South Carolina’s environment is under more threat today ever before, Guild added, citing climate change, extreme weather events and the loss of habitat due to development.
“The agency’s mission of environment protection is more important than it’s ever been, and we’re left to wonder what this individual’s commitment is to that mission,” he said.
Toomey, who said he lives by the water in Beaufort County, said he is committed to conservation.
“My goals, aims and beliefs will align with environmentalists. ... It’s an asset we need to maintain and protect,” he said of the state’s natural resources.
Jay Bender, an attorney who represents The State and other media outlets, said DHEC should have released names and information about other candidates it considered before Wednesday’s meeting.

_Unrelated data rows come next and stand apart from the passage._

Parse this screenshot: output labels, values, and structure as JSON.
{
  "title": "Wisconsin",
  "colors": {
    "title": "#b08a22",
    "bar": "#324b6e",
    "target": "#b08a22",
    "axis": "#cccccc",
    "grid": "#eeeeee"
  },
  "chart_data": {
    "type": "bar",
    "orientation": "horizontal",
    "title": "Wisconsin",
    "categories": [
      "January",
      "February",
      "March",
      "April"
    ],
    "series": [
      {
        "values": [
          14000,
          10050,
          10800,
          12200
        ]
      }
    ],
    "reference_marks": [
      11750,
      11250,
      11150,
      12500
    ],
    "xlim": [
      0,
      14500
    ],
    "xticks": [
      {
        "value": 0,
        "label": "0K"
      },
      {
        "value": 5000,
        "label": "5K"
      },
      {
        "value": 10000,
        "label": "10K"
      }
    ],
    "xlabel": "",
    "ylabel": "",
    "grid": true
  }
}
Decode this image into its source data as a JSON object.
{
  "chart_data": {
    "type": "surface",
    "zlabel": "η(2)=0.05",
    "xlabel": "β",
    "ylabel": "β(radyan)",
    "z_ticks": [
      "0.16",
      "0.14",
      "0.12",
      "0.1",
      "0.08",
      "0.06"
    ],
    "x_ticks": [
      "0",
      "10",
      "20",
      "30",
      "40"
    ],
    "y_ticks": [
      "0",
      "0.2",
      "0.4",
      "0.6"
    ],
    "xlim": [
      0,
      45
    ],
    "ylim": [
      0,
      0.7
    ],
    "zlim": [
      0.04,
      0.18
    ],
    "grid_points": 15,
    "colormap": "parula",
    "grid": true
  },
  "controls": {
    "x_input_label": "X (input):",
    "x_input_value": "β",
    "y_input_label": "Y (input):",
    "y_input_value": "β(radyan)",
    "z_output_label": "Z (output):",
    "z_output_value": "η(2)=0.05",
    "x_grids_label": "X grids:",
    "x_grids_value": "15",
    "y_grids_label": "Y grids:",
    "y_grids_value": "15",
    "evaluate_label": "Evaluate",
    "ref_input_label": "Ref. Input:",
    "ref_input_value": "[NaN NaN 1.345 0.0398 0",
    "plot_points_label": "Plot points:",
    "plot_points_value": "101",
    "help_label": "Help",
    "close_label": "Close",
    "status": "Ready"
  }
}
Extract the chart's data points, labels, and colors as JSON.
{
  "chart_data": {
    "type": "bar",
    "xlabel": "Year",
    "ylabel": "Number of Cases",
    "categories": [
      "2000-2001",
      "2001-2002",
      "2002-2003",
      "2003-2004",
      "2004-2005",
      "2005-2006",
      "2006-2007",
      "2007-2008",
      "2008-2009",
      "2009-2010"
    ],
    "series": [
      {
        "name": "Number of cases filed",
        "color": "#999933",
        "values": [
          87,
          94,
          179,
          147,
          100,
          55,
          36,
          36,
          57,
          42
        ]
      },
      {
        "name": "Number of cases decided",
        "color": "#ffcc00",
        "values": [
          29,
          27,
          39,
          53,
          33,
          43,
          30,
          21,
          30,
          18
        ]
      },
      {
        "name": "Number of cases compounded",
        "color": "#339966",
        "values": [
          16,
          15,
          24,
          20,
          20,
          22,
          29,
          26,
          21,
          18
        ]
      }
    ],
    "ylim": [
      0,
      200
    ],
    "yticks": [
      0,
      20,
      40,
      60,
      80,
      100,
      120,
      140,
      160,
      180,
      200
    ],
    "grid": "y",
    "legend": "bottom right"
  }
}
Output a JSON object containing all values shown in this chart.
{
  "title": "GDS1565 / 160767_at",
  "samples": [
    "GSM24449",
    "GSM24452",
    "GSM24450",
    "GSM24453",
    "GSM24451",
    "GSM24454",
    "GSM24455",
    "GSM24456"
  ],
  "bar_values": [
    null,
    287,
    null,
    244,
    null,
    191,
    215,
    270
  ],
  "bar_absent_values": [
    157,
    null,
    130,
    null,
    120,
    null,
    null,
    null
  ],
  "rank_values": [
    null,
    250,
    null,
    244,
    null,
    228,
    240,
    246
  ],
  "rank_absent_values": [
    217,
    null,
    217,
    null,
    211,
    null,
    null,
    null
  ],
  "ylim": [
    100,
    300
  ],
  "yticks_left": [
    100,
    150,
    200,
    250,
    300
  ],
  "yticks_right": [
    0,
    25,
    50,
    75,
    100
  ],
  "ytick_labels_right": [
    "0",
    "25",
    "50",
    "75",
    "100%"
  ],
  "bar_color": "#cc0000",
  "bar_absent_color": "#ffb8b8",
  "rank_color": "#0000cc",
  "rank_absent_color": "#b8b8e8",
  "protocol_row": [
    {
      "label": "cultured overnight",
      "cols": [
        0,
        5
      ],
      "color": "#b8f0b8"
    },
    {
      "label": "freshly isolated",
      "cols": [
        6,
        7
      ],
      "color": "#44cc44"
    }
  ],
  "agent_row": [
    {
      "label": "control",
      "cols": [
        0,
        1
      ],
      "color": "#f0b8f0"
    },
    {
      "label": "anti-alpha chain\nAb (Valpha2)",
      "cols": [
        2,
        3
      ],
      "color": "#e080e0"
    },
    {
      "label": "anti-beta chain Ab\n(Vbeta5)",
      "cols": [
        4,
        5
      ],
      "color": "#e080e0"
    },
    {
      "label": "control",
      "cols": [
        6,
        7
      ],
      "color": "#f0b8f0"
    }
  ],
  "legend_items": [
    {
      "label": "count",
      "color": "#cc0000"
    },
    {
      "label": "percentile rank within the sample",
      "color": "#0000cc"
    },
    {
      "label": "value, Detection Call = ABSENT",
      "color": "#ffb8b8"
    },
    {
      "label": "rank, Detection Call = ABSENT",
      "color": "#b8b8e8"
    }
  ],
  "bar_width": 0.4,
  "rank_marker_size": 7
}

The State submitted a Freedom of Information Act request Oct. 1 seeking the list of candidates that DHEC was considering. Under S.C. law, public bodies are required to release the names of no fewer than the three finalists for a position, as well as all supporting material about the candidates.
“They no doubt have violated the law by withholding the information,’’ Bender said. “By delaying the response, the board deprived the public of an opportunity to comment in advance of the selection ... about who is under consideration.’’
Bender also questioned the secrecy of the hiring process. The DHEC board should have voted to narrow the list of candidates from the original 108 it had considered, he said. It is not known if the board took such action.
But DHEC chairman Elam said there will be plenty of opportunity for the public to examine Toomey’s qualifications during the confirmation process. “Once done, everyone will be quite happy and satisfied with our selection.”